僕が訊ねると、眼鏡の子がなぜか待ってましたとでも言うように、したり顔で眼鏡に手を添える。


「間違いありません! なにせ親衛隊の皆様からの確かな情報ですから」

「し、親衛……?」


え? なんて?


「実は私、柴山くんのファンクラブ会員なんです! 彼に関する情報だったら、誰よりも早く入手しているのですよ」


なにそれ? 


「へ、へぇ~……そんなものがあるんだね」

「そうですよ! 男子のファンクラブの中でも圧倒的会員数で、その人気は一年生だけに留まらず、他学年の女子からも大人気なんですッ! いま最も勢いのあるファンクラブ筆頭ですよーッ」


そ、そうなんだ。

ていうか、なんかさっきまでと口調変わってないか、この子。


「ファンクラブの子達にとっても北見さんは脅威だったの。なにせ、柴山くんに一番近い存在だったから」


まさか、柴山くんのファンクラブなんてものがあったなんて。彼の本性を知る僕からするば信じられない話だった。

おい、あいつだけはやめておけ、って教えてあげたいところだけど、そんなことを口にしたらすぐにでも追い出されかねないので黙っておこう。
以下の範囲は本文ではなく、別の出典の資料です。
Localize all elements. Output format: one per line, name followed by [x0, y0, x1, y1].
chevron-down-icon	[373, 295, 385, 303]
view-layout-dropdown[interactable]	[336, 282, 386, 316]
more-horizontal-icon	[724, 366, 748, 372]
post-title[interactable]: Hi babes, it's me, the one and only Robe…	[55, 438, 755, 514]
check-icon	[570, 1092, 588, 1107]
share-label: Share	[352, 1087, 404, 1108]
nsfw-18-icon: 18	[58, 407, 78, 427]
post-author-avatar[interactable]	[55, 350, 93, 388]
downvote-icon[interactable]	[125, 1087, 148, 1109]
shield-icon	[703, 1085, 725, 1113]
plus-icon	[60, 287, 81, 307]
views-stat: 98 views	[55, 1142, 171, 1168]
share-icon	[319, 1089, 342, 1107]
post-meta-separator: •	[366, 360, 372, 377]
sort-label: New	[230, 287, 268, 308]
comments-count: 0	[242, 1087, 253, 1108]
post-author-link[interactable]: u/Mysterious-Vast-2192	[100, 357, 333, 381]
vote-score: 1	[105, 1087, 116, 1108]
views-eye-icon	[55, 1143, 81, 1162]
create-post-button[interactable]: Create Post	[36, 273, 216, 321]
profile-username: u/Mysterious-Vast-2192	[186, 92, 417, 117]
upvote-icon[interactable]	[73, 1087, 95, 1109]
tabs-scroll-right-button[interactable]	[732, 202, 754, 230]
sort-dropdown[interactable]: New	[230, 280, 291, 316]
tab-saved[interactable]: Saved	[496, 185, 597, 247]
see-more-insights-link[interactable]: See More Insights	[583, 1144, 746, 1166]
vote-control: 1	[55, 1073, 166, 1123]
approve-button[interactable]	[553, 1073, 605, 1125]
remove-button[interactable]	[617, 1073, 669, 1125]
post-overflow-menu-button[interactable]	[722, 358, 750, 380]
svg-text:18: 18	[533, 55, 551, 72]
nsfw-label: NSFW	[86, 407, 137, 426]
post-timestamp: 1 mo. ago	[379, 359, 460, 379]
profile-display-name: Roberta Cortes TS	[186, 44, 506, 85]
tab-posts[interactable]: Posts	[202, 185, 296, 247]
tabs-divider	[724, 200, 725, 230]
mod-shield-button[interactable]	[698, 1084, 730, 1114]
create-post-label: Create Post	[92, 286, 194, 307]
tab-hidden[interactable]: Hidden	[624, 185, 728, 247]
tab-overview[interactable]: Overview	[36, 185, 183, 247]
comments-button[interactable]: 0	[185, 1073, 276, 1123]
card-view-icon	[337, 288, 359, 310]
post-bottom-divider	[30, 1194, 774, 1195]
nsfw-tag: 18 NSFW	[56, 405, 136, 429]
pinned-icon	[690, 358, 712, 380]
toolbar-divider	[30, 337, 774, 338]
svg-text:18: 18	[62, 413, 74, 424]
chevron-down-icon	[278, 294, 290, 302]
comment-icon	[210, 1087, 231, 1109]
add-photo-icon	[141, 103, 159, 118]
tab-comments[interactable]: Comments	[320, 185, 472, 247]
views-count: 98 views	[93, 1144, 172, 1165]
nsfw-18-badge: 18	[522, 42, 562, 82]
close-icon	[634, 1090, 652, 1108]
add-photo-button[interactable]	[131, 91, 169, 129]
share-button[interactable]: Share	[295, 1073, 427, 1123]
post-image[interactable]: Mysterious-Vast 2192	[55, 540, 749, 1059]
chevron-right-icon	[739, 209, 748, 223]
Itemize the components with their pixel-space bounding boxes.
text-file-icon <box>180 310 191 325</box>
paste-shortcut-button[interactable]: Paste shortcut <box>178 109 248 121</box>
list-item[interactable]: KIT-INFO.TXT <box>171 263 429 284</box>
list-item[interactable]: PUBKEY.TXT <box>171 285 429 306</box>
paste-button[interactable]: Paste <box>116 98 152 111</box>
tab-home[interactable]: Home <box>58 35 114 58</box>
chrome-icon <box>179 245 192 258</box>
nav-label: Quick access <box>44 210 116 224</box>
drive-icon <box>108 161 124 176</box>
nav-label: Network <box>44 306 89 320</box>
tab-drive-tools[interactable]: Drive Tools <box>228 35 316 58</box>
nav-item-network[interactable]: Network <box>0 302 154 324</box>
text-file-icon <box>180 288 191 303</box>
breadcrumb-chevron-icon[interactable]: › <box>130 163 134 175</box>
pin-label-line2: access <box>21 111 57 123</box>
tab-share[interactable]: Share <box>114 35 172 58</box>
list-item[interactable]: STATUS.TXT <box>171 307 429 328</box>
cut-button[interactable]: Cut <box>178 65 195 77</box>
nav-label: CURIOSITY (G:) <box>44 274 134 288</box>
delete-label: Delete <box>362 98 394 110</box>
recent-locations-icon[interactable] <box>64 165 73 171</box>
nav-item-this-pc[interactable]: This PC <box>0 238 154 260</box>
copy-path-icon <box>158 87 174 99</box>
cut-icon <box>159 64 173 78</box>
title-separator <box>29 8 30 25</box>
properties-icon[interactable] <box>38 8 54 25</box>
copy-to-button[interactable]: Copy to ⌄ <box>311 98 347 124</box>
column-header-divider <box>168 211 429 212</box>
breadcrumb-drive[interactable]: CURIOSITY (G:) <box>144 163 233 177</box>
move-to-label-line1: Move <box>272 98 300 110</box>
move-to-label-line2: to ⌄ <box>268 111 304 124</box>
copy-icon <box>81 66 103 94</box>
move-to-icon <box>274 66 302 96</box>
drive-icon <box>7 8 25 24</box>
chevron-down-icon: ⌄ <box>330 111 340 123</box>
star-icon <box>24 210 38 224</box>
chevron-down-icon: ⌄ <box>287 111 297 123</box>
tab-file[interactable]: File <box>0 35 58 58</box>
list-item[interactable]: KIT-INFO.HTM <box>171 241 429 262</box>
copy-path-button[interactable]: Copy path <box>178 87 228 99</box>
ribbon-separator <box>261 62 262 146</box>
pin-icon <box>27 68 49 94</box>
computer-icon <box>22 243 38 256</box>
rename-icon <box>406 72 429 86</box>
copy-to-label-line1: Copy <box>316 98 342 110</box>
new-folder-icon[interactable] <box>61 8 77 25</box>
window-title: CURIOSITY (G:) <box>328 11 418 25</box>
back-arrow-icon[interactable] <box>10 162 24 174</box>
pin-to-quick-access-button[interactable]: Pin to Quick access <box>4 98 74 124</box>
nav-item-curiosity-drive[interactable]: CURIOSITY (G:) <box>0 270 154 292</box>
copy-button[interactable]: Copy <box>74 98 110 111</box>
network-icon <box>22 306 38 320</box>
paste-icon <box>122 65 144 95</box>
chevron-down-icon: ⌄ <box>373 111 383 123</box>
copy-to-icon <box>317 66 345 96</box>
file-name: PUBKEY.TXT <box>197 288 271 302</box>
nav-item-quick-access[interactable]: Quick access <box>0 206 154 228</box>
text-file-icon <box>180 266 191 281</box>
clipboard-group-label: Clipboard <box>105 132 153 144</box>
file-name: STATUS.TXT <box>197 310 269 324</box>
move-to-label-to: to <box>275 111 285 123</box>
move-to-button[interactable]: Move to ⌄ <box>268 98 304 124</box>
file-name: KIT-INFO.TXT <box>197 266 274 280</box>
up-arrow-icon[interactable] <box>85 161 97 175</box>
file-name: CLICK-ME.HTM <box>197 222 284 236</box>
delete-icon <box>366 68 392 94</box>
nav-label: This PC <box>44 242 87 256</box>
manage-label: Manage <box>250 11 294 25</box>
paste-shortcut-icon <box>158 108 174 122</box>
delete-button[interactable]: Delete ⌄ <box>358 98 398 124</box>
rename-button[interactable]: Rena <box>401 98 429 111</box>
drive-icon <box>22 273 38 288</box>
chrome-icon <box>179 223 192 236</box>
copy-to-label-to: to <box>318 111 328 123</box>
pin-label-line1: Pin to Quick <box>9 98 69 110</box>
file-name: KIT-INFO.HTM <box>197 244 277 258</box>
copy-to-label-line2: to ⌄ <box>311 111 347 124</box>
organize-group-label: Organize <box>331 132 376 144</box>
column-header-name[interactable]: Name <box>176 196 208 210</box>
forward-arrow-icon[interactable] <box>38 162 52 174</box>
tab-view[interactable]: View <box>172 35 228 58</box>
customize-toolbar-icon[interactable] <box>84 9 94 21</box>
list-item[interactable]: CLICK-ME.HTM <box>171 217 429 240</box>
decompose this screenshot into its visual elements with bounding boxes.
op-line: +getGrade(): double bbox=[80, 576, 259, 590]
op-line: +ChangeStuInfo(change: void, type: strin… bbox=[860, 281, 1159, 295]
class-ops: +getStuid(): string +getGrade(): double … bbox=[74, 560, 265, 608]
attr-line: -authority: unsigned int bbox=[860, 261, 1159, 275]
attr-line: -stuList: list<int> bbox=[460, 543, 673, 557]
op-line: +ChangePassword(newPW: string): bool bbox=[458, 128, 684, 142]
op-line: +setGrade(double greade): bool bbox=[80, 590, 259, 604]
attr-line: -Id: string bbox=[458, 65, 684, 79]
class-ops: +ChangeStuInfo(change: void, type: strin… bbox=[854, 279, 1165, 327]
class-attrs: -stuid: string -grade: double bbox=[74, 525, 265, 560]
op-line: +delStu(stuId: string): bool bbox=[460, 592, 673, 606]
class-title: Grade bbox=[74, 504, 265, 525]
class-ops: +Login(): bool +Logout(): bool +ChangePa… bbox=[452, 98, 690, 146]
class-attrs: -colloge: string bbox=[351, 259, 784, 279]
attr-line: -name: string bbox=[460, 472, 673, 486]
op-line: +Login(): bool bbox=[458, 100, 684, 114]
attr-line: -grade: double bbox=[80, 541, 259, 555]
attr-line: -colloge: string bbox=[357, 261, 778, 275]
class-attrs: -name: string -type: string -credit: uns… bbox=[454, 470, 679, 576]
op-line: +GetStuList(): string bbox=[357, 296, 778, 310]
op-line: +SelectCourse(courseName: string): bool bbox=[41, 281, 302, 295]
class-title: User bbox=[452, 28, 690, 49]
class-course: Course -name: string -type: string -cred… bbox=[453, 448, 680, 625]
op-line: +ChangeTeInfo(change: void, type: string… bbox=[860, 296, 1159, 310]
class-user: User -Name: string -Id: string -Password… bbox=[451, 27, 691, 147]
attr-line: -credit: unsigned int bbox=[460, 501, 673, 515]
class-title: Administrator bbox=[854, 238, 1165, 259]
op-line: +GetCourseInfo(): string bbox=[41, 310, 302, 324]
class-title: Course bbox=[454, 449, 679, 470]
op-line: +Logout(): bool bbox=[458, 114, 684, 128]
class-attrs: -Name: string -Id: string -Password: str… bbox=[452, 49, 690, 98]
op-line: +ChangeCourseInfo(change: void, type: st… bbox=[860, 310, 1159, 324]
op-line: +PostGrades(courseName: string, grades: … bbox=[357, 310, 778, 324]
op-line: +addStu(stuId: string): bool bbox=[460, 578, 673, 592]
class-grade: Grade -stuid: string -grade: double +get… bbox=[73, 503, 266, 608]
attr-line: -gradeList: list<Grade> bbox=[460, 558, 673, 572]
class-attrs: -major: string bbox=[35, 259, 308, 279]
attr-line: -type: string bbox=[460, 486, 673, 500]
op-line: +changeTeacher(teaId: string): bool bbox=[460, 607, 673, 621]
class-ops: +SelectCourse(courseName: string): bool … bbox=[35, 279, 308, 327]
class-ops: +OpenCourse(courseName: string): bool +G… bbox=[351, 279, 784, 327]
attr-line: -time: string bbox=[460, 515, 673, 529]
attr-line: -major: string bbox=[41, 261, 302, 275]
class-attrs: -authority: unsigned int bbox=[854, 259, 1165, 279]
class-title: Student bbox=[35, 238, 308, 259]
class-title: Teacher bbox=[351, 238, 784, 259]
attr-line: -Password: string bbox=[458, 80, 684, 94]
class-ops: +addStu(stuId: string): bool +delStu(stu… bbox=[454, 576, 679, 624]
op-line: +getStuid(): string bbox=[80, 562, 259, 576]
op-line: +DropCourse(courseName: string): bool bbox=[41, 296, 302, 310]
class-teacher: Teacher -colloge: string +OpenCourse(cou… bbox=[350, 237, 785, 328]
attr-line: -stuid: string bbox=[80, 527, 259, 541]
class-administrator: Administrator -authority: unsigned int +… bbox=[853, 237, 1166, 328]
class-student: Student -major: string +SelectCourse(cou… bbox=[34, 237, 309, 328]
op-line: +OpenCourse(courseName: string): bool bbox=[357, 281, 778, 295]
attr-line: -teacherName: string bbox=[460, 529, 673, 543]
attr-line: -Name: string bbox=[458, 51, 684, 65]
「だから二人の動向は常に誰かが探っててね。ゴールインなんて速報が流れてきたらどうしようかって、気が気じゃなかったのよ」

「ああ、なんか一時、掲示板すごい睨んでたよね。可奈はなぜか柴山くんはやめときなって言ってたけど」


あ、もう眞白さんが言ってくれてた。そういえば彼女も知ってるんだもんな。

それより……


「掲示板って?」

「ファンクラブ会員のネット掲示板。柴山くんに関するいろんな情報がそこに流れてくるの。まぁ、一時期は北見さんについての情報も流れてきてたけど」

「北見さんの? 何か気になることってあったりした?」

「そういえば、そこで可奈が北見さんと同中だって知ったんだよね」


それは僕も初めて知った。そうだったのか。


「でも最近、もっと気が重くなるような情報が流れてきたのよ」


はぁ、と溜め息をつきながら。


「というと?」

「なんとね、柴山くんに好きな人ができたっぽいんだよねぇ~」


そうなの? なんか遊んでるイメージがあったけど。


「ちなみに、その相手って分かってたりするの?」

「まだ集めた情報からの憶測なんだけど、恐らく安原さんなんじゃないかって」


安原さん? マジで?


「まあ、まだ憶測だからなんとも言えないんだけどね」


もし憶測通りなら友人として見過ごせない。外れてくれてることを願おう。



とりあえず、二人からいろんな話を聞くことができた。

やっぱり、二学期が始まってから北見さんとの間で何かがあった、というところがポイントだろう。


僕は二人にお礼を言って、部室を後にした。